Md. is helping people avoid foreclosure

December 22, 2010

In response to Jamie Smith Hopkins' article in the Dec. 20 edition of The Sun, I believe your headline, "State mortgage program lags on modifying loans," presents an inaccurate assessment of Maryland's foreclosure prevention efforts. The Maryland Department of Housing and Community Development has not been slow to make mortgage payments more affordable for homeowners. DHCD has gone above and beyond what commercial lenders and servicers do to help homeowners who have received a foreclosure notice on their Maryland Mortgage Program loans. We don't wait for homeowners to call us; we have an agreement in place for our servicer to call borrowers who are late with their payments. We not only return phone calls, we make phone calls.
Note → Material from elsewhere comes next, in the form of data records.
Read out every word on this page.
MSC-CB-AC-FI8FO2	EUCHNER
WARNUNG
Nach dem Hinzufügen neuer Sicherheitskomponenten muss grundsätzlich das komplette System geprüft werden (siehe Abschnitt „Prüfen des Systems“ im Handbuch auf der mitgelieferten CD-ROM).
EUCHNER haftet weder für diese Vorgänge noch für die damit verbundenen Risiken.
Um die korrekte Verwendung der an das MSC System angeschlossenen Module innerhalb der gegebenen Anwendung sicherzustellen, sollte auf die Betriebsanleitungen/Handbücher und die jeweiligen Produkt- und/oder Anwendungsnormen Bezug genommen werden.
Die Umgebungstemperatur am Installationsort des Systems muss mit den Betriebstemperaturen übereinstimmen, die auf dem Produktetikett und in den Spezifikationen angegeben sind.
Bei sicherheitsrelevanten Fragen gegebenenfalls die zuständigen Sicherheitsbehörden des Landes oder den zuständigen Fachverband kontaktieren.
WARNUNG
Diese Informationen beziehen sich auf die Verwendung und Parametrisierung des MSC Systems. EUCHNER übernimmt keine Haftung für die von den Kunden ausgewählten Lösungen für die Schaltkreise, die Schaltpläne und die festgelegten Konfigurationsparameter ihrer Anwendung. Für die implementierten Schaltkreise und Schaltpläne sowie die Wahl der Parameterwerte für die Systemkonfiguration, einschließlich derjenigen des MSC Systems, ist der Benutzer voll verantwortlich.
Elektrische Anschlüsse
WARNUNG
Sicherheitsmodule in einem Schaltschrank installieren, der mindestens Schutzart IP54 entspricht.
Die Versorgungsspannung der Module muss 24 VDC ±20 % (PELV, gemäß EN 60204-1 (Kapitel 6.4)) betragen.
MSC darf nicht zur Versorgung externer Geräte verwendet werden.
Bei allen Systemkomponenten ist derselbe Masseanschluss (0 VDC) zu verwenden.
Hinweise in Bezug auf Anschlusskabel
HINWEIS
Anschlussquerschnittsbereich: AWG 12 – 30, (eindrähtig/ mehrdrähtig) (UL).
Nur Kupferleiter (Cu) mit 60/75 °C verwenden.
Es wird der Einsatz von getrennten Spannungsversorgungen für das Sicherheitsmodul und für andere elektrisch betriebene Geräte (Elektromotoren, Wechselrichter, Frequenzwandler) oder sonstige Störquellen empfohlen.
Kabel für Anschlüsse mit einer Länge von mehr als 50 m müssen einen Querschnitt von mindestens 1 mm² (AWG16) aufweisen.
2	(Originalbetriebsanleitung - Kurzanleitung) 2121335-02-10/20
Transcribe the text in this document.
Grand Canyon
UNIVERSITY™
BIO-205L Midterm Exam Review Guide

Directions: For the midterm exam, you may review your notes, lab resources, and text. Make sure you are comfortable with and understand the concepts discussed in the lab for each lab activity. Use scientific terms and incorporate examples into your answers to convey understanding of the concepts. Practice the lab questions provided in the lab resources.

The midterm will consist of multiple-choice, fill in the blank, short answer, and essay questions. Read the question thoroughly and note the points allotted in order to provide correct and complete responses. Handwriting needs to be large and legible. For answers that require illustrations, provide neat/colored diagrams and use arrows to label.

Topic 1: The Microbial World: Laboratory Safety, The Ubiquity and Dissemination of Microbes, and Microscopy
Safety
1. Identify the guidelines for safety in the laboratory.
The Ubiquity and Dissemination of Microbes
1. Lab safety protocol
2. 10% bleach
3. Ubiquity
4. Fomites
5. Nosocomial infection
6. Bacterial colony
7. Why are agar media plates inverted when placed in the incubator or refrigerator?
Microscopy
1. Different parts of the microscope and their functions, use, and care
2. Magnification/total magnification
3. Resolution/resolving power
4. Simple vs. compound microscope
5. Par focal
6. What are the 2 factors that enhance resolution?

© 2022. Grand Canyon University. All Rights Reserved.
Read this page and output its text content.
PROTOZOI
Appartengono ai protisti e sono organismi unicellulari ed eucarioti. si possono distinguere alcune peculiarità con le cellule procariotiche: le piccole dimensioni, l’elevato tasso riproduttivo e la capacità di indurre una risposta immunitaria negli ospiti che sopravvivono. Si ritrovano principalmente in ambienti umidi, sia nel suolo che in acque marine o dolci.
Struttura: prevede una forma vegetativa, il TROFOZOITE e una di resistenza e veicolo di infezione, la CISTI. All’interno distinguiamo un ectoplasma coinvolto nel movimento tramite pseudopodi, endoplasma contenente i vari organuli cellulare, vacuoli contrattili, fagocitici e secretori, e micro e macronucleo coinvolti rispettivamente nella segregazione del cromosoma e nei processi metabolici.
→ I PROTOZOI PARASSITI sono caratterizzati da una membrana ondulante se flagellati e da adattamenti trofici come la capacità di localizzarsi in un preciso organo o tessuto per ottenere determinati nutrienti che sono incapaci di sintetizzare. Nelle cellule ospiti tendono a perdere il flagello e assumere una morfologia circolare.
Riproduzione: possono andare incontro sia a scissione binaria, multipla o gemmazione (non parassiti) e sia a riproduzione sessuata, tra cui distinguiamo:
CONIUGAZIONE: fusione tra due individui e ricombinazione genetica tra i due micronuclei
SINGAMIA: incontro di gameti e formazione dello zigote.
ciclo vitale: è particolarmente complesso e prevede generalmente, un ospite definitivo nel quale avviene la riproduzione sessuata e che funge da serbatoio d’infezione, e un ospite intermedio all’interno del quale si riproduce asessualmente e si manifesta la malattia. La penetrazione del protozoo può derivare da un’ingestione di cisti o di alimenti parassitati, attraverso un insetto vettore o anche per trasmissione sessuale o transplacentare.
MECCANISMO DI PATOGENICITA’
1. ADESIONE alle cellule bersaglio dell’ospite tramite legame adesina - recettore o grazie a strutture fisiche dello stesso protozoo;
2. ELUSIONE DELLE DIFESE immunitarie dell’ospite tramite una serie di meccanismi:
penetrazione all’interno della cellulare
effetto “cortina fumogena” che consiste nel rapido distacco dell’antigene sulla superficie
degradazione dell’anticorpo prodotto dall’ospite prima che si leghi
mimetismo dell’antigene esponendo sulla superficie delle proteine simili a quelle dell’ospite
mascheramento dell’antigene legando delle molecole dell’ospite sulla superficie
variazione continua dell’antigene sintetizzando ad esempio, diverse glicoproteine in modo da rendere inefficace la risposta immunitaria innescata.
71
The Maryland Mortgage Program is available to assist first-time home buyers with competitive mortgage rates and down payment assistance. When our borrowers — for whatever reason — begin to have difficulty making mortgage payments, we assist them and make every viable effort to keep them in their homes, and the department has recently introduced additional loan modification options in order to provide fiscally prudent assistance to a greater number of Maryland Mortgage Program borrowers.

However, contrary to the subtext of the article, not every borrower who calls us is asking for a lower mortgage payment. They are asking for assistance in saving their homes. We provide such assistance, often without the need to lower the mortgage payment. Every modification that results in a lower payment has a cost, usually borne by the department or the mortgage insurer. This cost must be taken into account in coming up with solutions for individual borrowers.

There are no quick or easy fixes to the individual circumstances that families in Maryland and throughout the country face, solutions are often developed on a case by case basis — taking into consideration a host of very complicated financial requirements. We give every homeowner open, honest and unbiased information about their options so they can make the best decision possible for their family. And we are looking for sustainable solutions. Merely lowering a mortgage payment does not mean that a home is saved. Homeowners must be able to continue to make payments, or they will still be in danger of losing their homes in the long run.

The state of Maryland will continue to work with servicers, lenders, mortgage insurers, housing counselors and community partners to develop viable solutions that will help sustain homeownership for working families.

DHCD has not been slow in making mortgage payments more affordable for our customers. We have been responsive and responsible. We want our customers to have a sustainable mortgage, one that will enable them and their families to remain in their homes over the long run. If that simply isn't possible, we help them explore other options. We're not in this for short term solutions; we're in it for the long haul.

Raymond A. Skinner, Baltimore

The writer is secretary of the Maryland Department of Housing and Community Development.